Item: WALL·E
Language: en-US
Type of Problem: Design_issue
Extra Details: Since the modification of the Title to Wall.E from Wall-E the movie no longer scrapes properly, even if the file uses a valid alternative title. Propose to modify title back to Wall-E to improve scraping and for consistency with historical title used. Additionally, most file systems cannot support a (.) in the file name compounding scrape errors. New title also results in movie not coming up in related search within TMDB website too, reinforcing error caused by using a non-standard character in the title. Since the change was recent (a few months ago) and the movie is from 2008 the error may not be widely seen yet and only upon database rebuilds.
Can't find a movie or TV show? Login to create it.
Want to rate or add this item to a list?
Not a member?
Reply by superboy97
on July 6, 2023 at 12:17 AM
If I search for "wall.e", the movie title is directly suggested by the search engine, and the movie is found. (This screenshots have been taken in French, but it's exactly the same in English).
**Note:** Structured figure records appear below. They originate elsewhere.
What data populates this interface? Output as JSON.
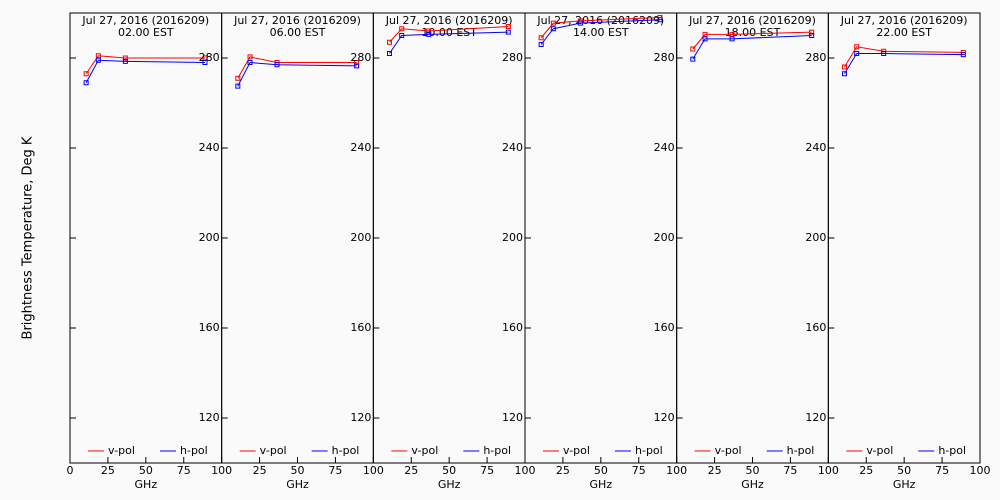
{
  "chart_data": [
    {
      "type": "line",
      "title": "Jul 27, 2016 (2016209)",
      "subtitle": "02.00 EST",
      "y_label": "Brightness Temperature, Deg K",
      "x_label": "GHz",
      "x": [
        10.65,
        18.7,
        36.5,
        89
      ],
      "xlim": [
        0,
        100
      ],
      "xticks": [
        0,
        25,
        50,
        75,
        100
      ],
      "ylim": [
        100,
        300
      ],
      "yticks": [
        120,
        160,
        200,
        240,
        280
      ],
      "series": [
        {
          "name": "v-pol",
          "color": "#ff0000",
          "values": [
            273,
            281,
            280,
            280
          ]
        },
        {
          "name": "h-pol",
          "color": "#0000ff",
          "values": [
            269,
            279,
            278.5,
            278
          ]
        }
      ]
    },
    {
      "type": "line",
      "title": "Jul 27, 2016 (2016209)",
      "subtitle": "06.00 EST",
      "x_label": "GHz",
      "x": [
        10.65,
        18.7,
        36.5,
        89
      ],
      "xlim": [
        0,
        100
      ],
      "xticks": [
        25,
        50,
        75,
        100
      ],
      "ylim": [
        100,
        300
      ],
      "yticks": [
        120,
        160,
        200,
        240,
        280
      ],
      "series": [
        {
          "name": "v-pol",
          "color": "#ff0000",
          "values": [
            271,
            280.5,
            278,
            278
          ]
        },
        {
          "name": "h-pol",
          "color": "#0000ff",
          "values": [
            267.5,
            278,
            277,
            276.5
          ]
        }
      ]
    },
    {
      "type": "line",
      "title": "Jul 27, 2016 (2016209)",
      "subtitle": "10.00 EST",
      "x_label": "GHz",
      "x": [
        10.65,
        18.7,
        36.5,
        89
      ],
      "xlim": [
        0,
        100
      ],
      "xticks": [
        25,
        50,
        75,
        100
      ],
      "ylim": [
        100,
        300
      ],
      "yticks": [
        120,
        160,
        200,
        240,
        280
      ],
      "series": [
        {
          "name": "v-pol",
          "color": "#ff0000",
          "values": [
            287,
            293,
            292,
            294
          ]
        },
        {
          "name": "h-pol",
          "color": "#0000ff",
          "values": [
            282,
            290,
            290.5,
            291.5
          ]
        }
      ]
    },
    {
      "type": "line",
      "title": "Jul 27, 2016 (2016209)",
      "subtitle": "14.00 EST",
      "x_label": "GHz",
      "x": [
        10.65,
        18.7,
        36.5,
        89
      ],
      "xlim": [
        0,
        100
      ],
      "xticks": [
        25,
        50,
        75,
        100
      ],
      "ylim": [
        100,
        300
      ],
      "yticks": [
        120,
        160,
        200,
        240,
        280
      ],
      "series": [
        {
          "name": "v-pol",
          "color": "#ff0000",
          "values": [
            289,
            295.5,
            296.5,
            298
          ]
        },
        {
          "name": "h-pol",
          "color": "#0000ff",
          "values": [
            286,
            293,
            295.5,
            297
          ]
        }
      ]
    },
    {
      "type": "line",
      "title": "Jul 27, 2016 (2016209)",
      "subtitle": "18.00 EST",
      "x_label": "GHz",
      "x": [
        10.65,
        18.7,
        36.5,
        89
      ],
      "xlim": [
        0,
        100
      ],
      "xticks": [
        25,
        50,
        75,
        100
      ],
      "ylim": [
        100,
        300
      ],
      "yticks": [
        120,
        160,
        200,
        240,
        280
      ],
      "series": [
        {
          "name": "v-pol",
          "color": "#ff0000",
          "values": [
            284,
            290.5,
            290.5,
            291.5
          ]
        },
        {
          "name": "h-pol",
          "color": "#0000ff",
          "values": [
            279.5,
            288.5,
            288.5,
            290
          ]
        }
      ]
    },
    {
      "type": "line",
      "title": "Jul 27, 2016 (2016209)",
      "subtitle": "22.00 EST",
      "x_label": "GHz",
      "x": [
        10.65,
        18.7,
        36.5,
        89
      ],
      "xlim": [
        0,
        100
      ],
      "xticks": [
        25,
        50,
        75,
        100
      ],
      "ylim": [
        100,
        300
      ],
      "yticks": [
        120,
        160,
        200,
        240,
        280
      ],
      "series": [
        {
          "name": "v-pol",
          "color": "#ff0000",
          "values": [
            276,
            285,
            283,
            282.5
          ]
        },
        {
          "name": "h-pol",
          "color": "#0000ff",
          "values": [
            273,
            282,
            282,
            281.5
          ]
        }
      ]
    }
  ]
}
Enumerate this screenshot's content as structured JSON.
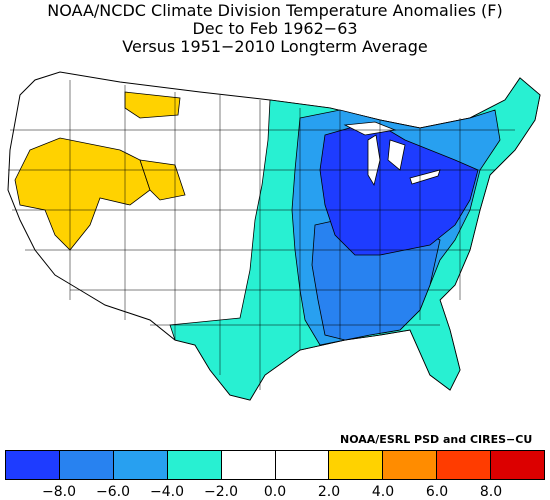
{
  "title": {
    "line1": "NOAA/NCDC Climate Division Temperature Anomalies (F)",
    "line2": "Dec to Feb 1962−63",
    "line3": "Versus 1951−2010 Longterm Average"
  },
  "credit": "NOAA/ESRL PSD and CIRES−CU",
  "legend": {
    "colors": [
      "#1e3cff",
      "#2882f0",
      "#28a0f0",
      "#28f0d2",
      "#ffffff",
      "#ffffff",
      "#ffd200",
      "#ff8c00",
      "#ff3c00",
      "#dc0000"
    ],
    "ticks": [
      "−8.0",
      "−6.0",
      "−4.0",
      "−2.0",
      "0.0",
      "2.0",
      "4.0",
      "6.0",
      "8.0"
    ],
    "unit": "F"
  },
  "regions": {
    "warm_west": "#ffd200",
    "neutral": "#ffffff",
    "plains_cool": "#28f0d2",
    "midwest_cool": "#28a0f0",
    "great_lakes_cold": "#1e3cff",
    "south_cool": "#2882f0"
  }
}
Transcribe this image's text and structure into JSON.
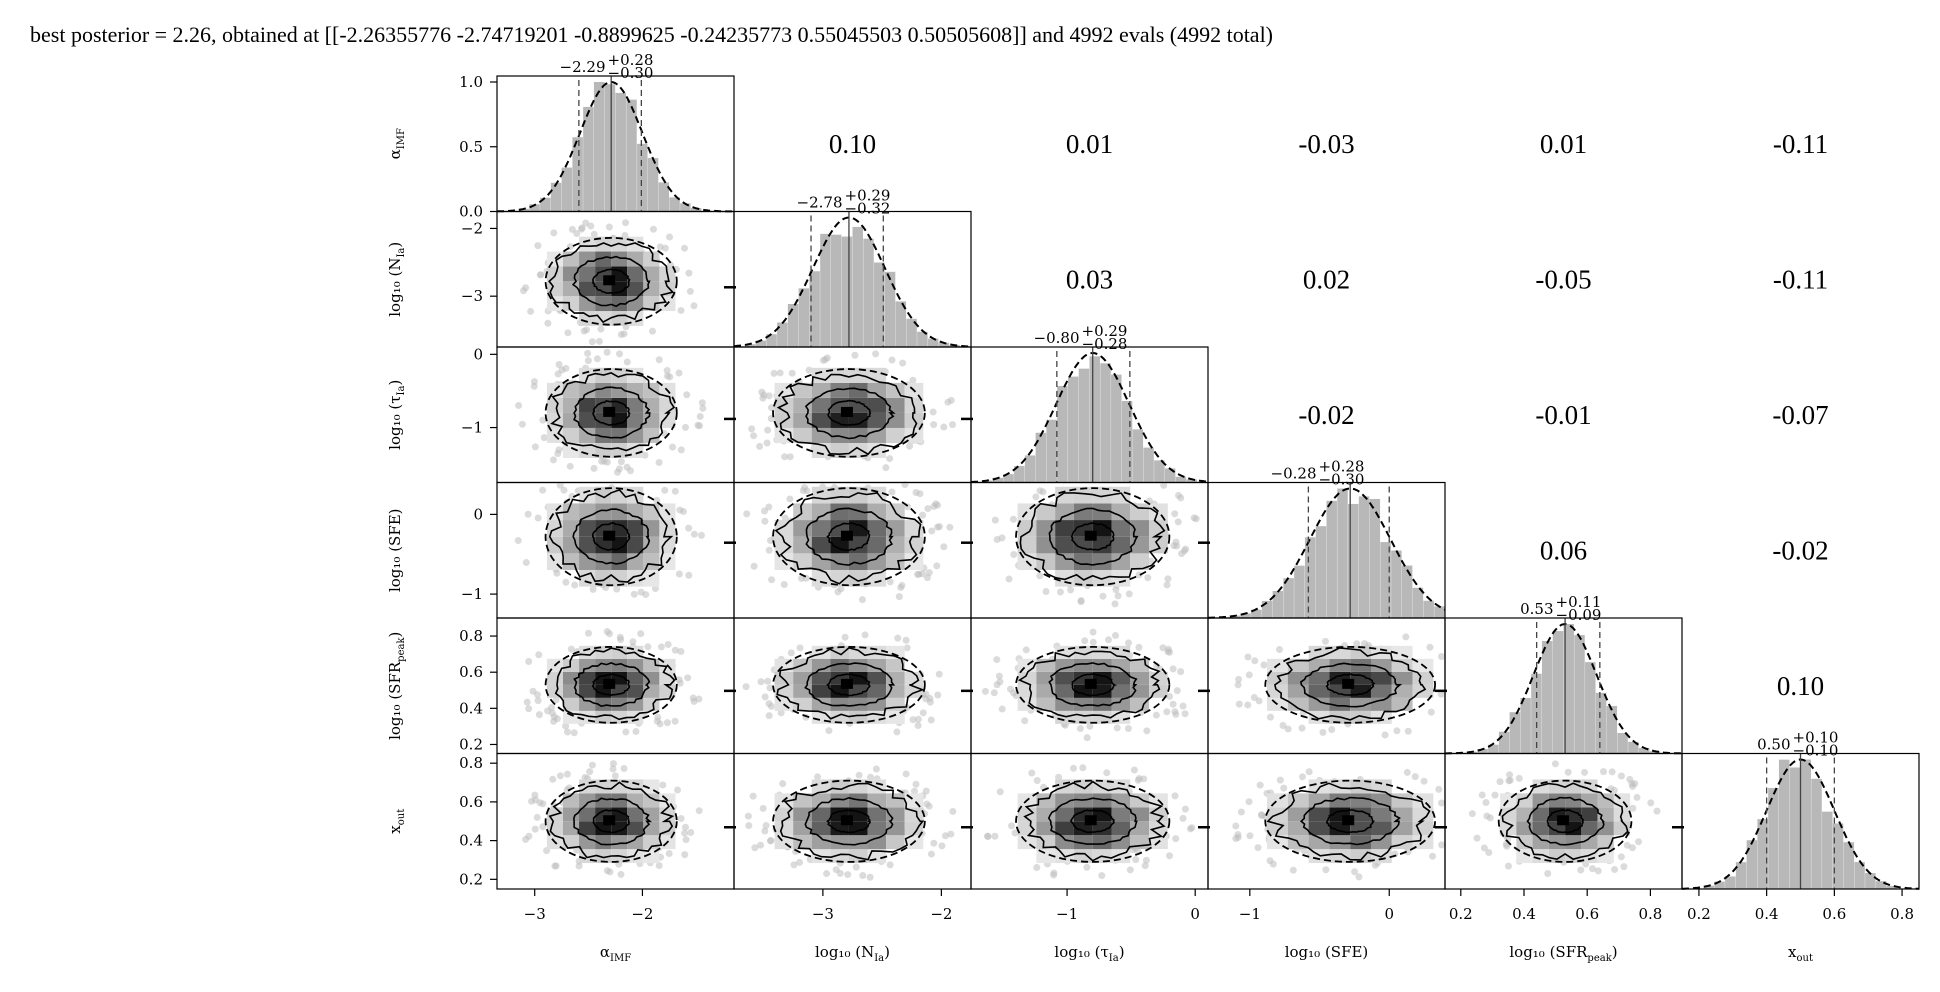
{
  "header": {
    "title": "best posterior = 2.26, obtained at [[-2.26355776 -2.74719201 -0.8899625 -0.24235773 0.55045503 0.50505608]] and 4992 evals (4992 total)"
  },
  "chart_data": {
    "type": "corner",
    "parameters": [
      {
        "label": "α_IMF",
        "median": -2.29,
        "plus": 0.28,
        "minus": 0.3,
        "range": [
          -3.35,
          -1.15
        ],
        "title": "−2.29",
        "title_plus": "+0.28",
        "title_minus": "−0.30",
        "ticks": [
          -3,
          -2
        ],
        "tick_labels": [
          "−3",
          "−2"
        ]
      },
      {
        "label": "log10 (N_Ia)",
        "median": -2.78,
        "plus": 0.29,
        "minus": 0.32,
        "range": [
          -3.75,
          -1.75
        ],
        "title": "−2.78",
        "title_plus": "+0.29",
        "title_minus": "−0.32",
        "ticks": [
          -3,
          -2
        ],
        "tick_labels": [
          "−3",
          "−2"
        ]
      },
      {
        "label": "log10 (τ_Ia)",
        "median": -0.8,
        "plus": 0.29,
        "minus": 0.28,
        "range": [
          -1.75,
          0.1
        ],
        "title": "−0.80",
        "title_plus": "+0.29",
        "title_minus": "−0.28",
        "ticks": [
          -1,
          0
        ],
        "tick_labels": [
          "−1",
          "0"
        ]
      },
      {
        "label": "log10 (SFE)",
        "median": -0.28,
        "plus": 0.28,
        "minus": 0.3,
        "range": [
          -1.3,
          0.4
        ],
        "title": "−0.28",
        "title_plus": "+0.28",
        "title_minus": "−0.30",
        "ticks": [
          -1,
          0
        ],
        "tick_labels": [
          "−1",
          "0"
        ]
      },
      {
        "label": "log10 (SFR_peak)",
        "median": 0.53,
        "plus": 0.11,
        "minus": 0.09,
        "range": [
          0.15,
          0.9
        ],
        "title": "0.53",
        "title_plus": "+0.11",
        "title_minus": "−0.09",
        "ticks": [
          0.2,
          0.4,
          0.6,
          0.8
        ],
        "tick_labels": [
          "0.2",
          "0.4",
          "0.6",
          "0.8"
        ]
      },
      {
        "label": "x_out",
        "median": 0.5,
        "plus": 0.1,
        "minus": 0.1,
        "range": [
          0.15,
          0.85
        ],
        "title": "0.50",
        "title_plus": "+0.10",
        "title_minus": "−0.10",
        "ticks": [
          0.2,
          0.4,
          0.6,
          0.8
        ],
        "tick_labels": [
          "0.2",
          "0.4",
          "0.6",
          "0.8"
        ]
      }
    ],
    "y_axis_labels": [
      {
        "base": "α",
        "sub": "IMF"
      },
      {
        "base": "log₁₀ (N",
        "sub": "Ia",
        "tail": ")"
      },
      {
        "base": "log₁₀ (τ",
        "sub": "Ia",
        "tail": ")"
      },
      {
        "base": "log₁₀ (SFE)",
        "sub": "",
        "tail": ""
      },
      {
        "base": "log₁₀ (SFR",
        "sub": "peak",
        "tail": ")"
      },
      {
        "base": "x",
        "sub": "out"
      }
    ],
    "x_axis_labels": [
      {
        "base": "α",
        "sub": "IMF"
      },
      {
        "base": "log₁₀ (N",
        "sub": "Ia",
        "tail": ")"
      },
      {
        "base": "log₁₀ (τ",
        "sub": "Ia",
        "tail": ")"
      },
      {
        "base": "log₁₀ (SFE)",
        "sub": "",
        "tail": ""
      },
      {
        "base": "log₁₀ (SFR",
        "sub": "peak",
        "tail": ")"
      },
      {
        "base": "x",
        "sub": "out"
      }
    ],
    "diag0_yticks": [
      0.0,
      0.5,
      1.0
    ],
    "diag0_yticklabels": [
      "0.0",
      "0.5",
      "1.0"
    ],
    "correlations": [
      {
        "row": 0,
        "col": 1,
        "value": "0.10"
      },
      {
        "row": 0,
        "col": 2,
        "value": "0.01"
      },
      {
        "row": 0,
        "col": 3,
        "value": "-0.03"
      },
      {
        "row": 0,
        "col": 4,
        "value": "0.01"
      },
      {
        "row": 0,
        "col": 5,
        "value": "-0.11"
      },
      {
        "row": 1,
        "col": 2,
        "value": "0.03"
      },
      {
        "row": 1,
        "col": 3,
        "value": "0.02"
      },
      {
        "row": 1,
        "col": 4,
        "value": "-0.05"
      },
      {
        "row": 1,
        "col": 5,
        "value": "-0.11"
      },
      {
        "row": 2,
        "col": 3,
        "value": "-0.02"
      },
      {
        "row": 2,
        "col": 4,
        "value": "-0.01"
      },
      {
        "row": 2,
        "col": 5,
        "value": "-0.07"
      },
      {
        "row": 3,
        "col": 4,
        "value": "0.06"
      },
      {
        "row": 3,
        "col": 5,
        "value": "-0.02"
      },
      {
        "row": 4,
        "col": 5,
        "value": "0.10"
      }
    ],
    "colors": {
      "hist": "#b8b8b8",
      "contour": "#000000",
      "scatter": "#bdbdbd"
    }
  }
}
The "." in the filename is perfectly supported by filesystems (Windows, Linux, ...). Even "WALL·E" can be perfectly used as a filename.
For scraping problems, you need to contact the support team of the scraper you are using.
Reply by bearclaws8
on July 6, 2023 at 6:46 AM
I will reach out to the scraping team separately. But I believe there is still an issue with the current title and the website search, which may be impacting other things.
Searching for "wall.e", "WALL.E", or any other iteration with (.) is the only method in which the proper title is provided by the search engine on the first page, at least in English. Searching for "WALL-E" and "Wall E", the other two alternate titles in English, places the proper movie on page 9 of the search results. In fact, my quick trial of any iteration not using (.) placed the proper movie on page 9 of the results and favored many movies with titles that did not have "wall" in them over the correct film. Few users will expect the proper movie to be so far into the results. This is in contrast to the prior performance, which used to place it on the first page before implementing the (.) (I admit that this is from memory). The typical convention for this movie has been to list it's title with a (-) character, including by the movie owner.
I can appreciate trying for accuracy in the title by using (·) but it appears that the character is not being handled properly by the search algorithm and may also be causing other downstream effects. Is it possible that using the (·) character is causing issues more than if it was (.), considering how it may be being handled in the background?
Reply by neoeinstein
on September 9, 2023 at 7:48 PM
I would add that the title as suggested by the released Blu-ray discs suggest that the appropriate name uses a different glyph: WALL•E (U+2022 Bullet), instead of WALL·E (U+00B7 Middle Dot). This is the glyph used for the Spanish translation, and it is the glyph suggested by the makers of the movie and its released physical media.